The 16- and 17-year-olds in the Minneapolis band Total Babe are likewise sure to crush the esteem of less talented teens nationwide (and make more than a few adults curse their own never-realized potential). On Heatwave, their debut EP, the little misses and young masters deliver six songs of beguiling acoustic indie-pop with nary a dud in the lot (though the closing instrumental “Country” tiptoes right up to the edge – it’s clearly filler, but it’s well done filler). Their greatest asset is vocalist Clara Salyer, whose ethereal voice intertwines with Lizzie Carolan’s violin to create a bewitching effect that vocalists twice her age would love to pull off, and whose songwriting displays an assurance with hooks likely the envy of any songwriter who hears them.

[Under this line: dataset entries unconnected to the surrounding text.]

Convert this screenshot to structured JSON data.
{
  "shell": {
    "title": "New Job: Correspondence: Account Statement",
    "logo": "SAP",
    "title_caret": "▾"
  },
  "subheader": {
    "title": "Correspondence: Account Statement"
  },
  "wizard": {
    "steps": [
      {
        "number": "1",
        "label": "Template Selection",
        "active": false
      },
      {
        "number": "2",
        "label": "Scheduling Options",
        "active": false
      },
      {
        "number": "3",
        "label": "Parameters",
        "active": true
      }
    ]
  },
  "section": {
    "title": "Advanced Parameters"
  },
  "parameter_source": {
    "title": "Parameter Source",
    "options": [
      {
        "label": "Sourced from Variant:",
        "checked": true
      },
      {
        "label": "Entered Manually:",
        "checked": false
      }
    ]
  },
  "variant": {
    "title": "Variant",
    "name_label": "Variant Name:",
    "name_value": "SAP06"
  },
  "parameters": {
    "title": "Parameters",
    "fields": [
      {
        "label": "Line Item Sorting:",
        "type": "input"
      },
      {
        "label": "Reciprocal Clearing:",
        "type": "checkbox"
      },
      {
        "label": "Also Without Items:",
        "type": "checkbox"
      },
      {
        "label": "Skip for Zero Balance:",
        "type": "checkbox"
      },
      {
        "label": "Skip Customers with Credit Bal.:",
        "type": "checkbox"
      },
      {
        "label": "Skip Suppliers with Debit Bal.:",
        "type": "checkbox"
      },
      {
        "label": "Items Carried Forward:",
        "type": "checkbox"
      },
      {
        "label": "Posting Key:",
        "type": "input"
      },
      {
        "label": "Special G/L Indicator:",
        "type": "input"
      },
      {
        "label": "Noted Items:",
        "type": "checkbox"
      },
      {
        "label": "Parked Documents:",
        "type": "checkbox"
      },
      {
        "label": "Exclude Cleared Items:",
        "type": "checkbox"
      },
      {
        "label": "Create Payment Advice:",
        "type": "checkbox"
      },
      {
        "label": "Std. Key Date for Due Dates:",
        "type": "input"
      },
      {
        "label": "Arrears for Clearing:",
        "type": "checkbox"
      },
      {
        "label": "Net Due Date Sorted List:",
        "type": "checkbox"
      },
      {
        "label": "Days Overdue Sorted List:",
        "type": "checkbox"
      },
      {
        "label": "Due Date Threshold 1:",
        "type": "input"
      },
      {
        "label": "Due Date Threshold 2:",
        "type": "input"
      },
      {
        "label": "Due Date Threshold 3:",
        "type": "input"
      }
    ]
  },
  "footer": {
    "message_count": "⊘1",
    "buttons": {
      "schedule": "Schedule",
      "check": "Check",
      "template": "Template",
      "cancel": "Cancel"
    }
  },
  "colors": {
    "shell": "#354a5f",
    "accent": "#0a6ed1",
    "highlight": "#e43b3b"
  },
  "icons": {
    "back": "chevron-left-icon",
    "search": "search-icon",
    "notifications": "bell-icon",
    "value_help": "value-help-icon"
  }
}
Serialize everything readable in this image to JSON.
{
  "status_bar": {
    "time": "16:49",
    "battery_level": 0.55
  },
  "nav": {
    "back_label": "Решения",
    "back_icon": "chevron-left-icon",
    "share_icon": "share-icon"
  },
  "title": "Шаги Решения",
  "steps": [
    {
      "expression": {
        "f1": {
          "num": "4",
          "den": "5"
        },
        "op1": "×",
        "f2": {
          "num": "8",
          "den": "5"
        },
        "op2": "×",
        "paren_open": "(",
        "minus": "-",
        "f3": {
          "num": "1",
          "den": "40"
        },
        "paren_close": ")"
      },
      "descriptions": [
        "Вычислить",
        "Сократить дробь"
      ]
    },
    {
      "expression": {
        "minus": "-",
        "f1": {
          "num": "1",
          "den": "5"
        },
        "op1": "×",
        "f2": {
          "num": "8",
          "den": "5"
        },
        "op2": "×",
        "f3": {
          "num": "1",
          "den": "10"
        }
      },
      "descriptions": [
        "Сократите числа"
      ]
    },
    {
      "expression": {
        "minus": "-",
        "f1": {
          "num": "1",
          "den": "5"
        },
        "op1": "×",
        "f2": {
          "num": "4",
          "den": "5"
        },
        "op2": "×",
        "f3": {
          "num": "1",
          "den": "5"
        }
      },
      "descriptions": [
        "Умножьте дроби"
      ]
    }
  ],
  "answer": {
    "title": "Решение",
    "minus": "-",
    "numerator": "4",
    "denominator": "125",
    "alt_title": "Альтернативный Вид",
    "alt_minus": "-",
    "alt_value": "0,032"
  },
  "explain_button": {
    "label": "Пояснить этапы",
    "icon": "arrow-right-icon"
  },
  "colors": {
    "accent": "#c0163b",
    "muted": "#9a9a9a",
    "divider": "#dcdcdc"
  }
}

The opener “Bearbones” matches a sprightly tempo with a bubbly keyboard line and Salyer’s purr, which sounds like a Midwestern version of The Sundays’ Harriet Wheeler. Carolan’s insistent violin line fuels “Mission Hills Wall of Champions” until the song builds to a wordless hummed chorus. On “Gary Coleman,” Total Babe shoplift the central riff from Silversun Pickups’ “Lazy Eye,” but deploy it only in brief snippets during a song which seems to have nothing to do with the titular sitcom star and more to do with feeling things too deeply. Feeling things too deeply is, of course, one of the stocks-in-trade of artistic teenaged girls, and is further demonstrated by “Short Stories,” which finds the 17-year-old Salyer unable to sleep worrying that everything she knows will eventually collapse.
That’s a worry for just about everyone, of course, but Salyer probably shouldn’t be sweating it just yet. If she plays her cards right and Heatwave is just the opening salvo in a lengthy career, she should have quite a few years ahead of her before everything begins to collapse. In the meantime, if she and her bandmates continue creating music as charming as they have here, they’ll continue making people of all ages curse their own shortcomings.